Scranton, Pa.'s settlement with its police and fire unions over back pay is a major step toward financial recovery, according to Mayor Bill Courtright.

"Scranton is finally putting one of its worst financial legacies behind it," Courtright said Friday night, announcing an accord over back pay to retirees owed under a 2011 state Supreme Court ruling.

That ruling, which prohibited the city from using its distressed-municipality status to slash benefits, followed 10 years of litigation and worsened the city's pension liability situation.

Without elaborating, Courtright said the city would finance the judgement by using multiple debt-service reserve funds. Upon taking office in January 2014, he rejected borrowing at 12%. "Because the judgment is so large, we couldn't just put it in the budget," he said. "[But] we knew that [12%] was simply not acceptable."
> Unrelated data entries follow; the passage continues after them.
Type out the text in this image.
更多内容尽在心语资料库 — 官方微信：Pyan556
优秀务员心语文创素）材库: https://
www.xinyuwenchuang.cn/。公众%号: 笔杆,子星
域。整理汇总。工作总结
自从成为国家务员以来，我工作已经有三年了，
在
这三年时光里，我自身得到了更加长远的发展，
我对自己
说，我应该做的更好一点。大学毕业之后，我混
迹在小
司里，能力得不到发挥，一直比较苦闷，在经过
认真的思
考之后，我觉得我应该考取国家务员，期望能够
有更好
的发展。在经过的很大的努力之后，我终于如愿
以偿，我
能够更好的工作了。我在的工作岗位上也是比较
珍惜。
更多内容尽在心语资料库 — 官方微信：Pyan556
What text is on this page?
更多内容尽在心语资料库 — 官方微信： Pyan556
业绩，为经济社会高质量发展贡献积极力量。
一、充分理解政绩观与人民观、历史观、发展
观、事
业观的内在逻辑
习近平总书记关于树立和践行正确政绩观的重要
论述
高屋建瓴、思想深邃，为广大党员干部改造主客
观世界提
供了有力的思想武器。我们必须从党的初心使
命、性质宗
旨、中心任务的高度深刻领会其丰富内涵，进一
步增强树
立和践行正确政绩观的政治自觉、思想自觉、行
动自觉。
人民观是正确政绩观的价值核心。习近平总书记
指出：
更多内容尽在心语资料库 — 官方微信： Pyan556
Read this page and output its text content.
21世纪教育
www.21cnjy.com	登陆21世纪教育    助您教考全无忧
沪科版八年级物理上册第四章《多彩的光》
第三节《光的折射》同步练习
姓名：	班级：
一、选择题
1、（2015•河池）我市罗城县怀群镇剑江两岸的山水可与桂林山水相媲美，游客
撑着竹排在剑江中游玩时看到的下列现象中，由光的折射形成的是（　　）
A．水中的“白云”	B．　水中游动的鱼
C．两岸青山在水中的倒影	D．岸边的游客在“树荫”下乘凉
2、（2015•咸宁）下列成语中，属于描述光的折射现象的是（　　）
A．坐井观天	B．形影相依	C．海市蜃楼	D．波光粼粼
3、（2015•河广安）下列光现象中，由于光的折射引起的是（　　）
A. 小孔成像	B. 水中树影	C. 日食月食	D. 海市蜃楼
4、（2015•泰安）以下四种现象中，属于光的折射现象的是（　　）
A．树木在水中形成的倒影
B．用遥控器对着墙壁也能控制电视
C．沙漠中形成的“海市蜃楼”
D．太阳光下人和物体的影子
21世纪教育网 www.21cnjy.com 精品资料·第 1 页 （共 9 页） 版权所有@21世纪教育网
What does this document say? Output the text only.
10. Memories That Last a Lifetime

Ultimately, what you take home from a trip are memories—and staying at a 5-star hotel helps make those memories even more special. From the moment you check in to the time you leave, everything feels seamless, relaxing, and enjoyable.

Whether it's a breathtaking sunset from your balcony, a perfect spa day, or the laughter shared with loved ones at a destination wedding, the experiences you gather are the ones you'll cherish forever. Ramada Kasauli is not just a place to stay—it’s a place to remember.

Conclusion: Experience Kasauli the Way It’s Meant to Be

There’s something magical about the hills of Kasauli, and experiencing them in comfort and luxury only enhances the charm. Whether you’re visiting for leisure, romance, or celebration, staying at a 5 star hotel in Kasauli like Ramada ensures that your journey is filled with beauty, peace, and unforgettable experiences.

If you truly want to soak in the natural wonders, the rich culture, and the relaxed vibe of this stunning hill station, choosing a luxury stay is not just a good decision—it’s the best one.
The city, said Courtright, worked on the financing with its financial consultant, HJA Strategies of Hackensack, N.J., and members of Gov. Tom Wolf's administration.

Courtright, who succeeded Chris Doherty as mayor in 2014, said he would release further details this week.

The mayor said the deal, which still needs approval from union memberships, balances the needs of labor and taxpayers. The parties agreed to the settlement after two days of negotiations with Lackawanna County Court of Common Pleas Judge Robert Mazzoni.

"A liability amounting to more than a quarter of our city's budget is finally off our back," said Courtright, who assigned no dollar value to the agreement.

After the Supreme Court ruling, Doherty and the unions tentatively agreed that the city owed the unions $16 million, accounting for five years of lost wages. In addition, retirees were owed $7.6 million and interest was piling up at roughly $100,000 per month.

Courtright, however, inherited the unfinished business.

Unrated Scranton, the 76,000-population seat of Lackawanna County, has been working to restore its credit reputation since the City Council defaulted on a $1 million, city-guaranteed parking authority bond payment in June 2012.

The city has since repaid that debt.

State Auditor General Eugene DePasquale had warned the city could go bankrupt within two years. "But I was not going to let that happen," Courtright said Friday.

DePasquale in June called Scranton's pension plans severely distressed, citing chronic underfunding and a double-dipping fiasco. Its non-uniformed pension plan was 23% funded as of January 2013. Firefighter and police plans were 16.7% and 28.8% funded, respectively.

Pew Charitable Trusts considers 80% an acceptable threshold.

Scranton, said Courtright, will pay only what police and firefighters are owed – "not a cent more." Through Dec. 31, 2013, interest will be calculated at the court-ordered 6% minimum. Thereafter, the interest rate will be calculated at a reduced 3%. The city will deposit the interest savings into each union's respective pension fund, with Courtright estimated will save Scranton $1 million.

Retirees will receive no interest, which Courtright said would save the city more than $3 million.

In addition, a nationally recognized third-party administrator will manage the city's pension funds. A single medical specialist with no ties to the unions or the administration will determine disability pensions, with the physician's determination final.

The city, known as the setting for the U.S. version of the television show "The Office," has also been exploring a sale of its sewer system and a leasing of its parking assets.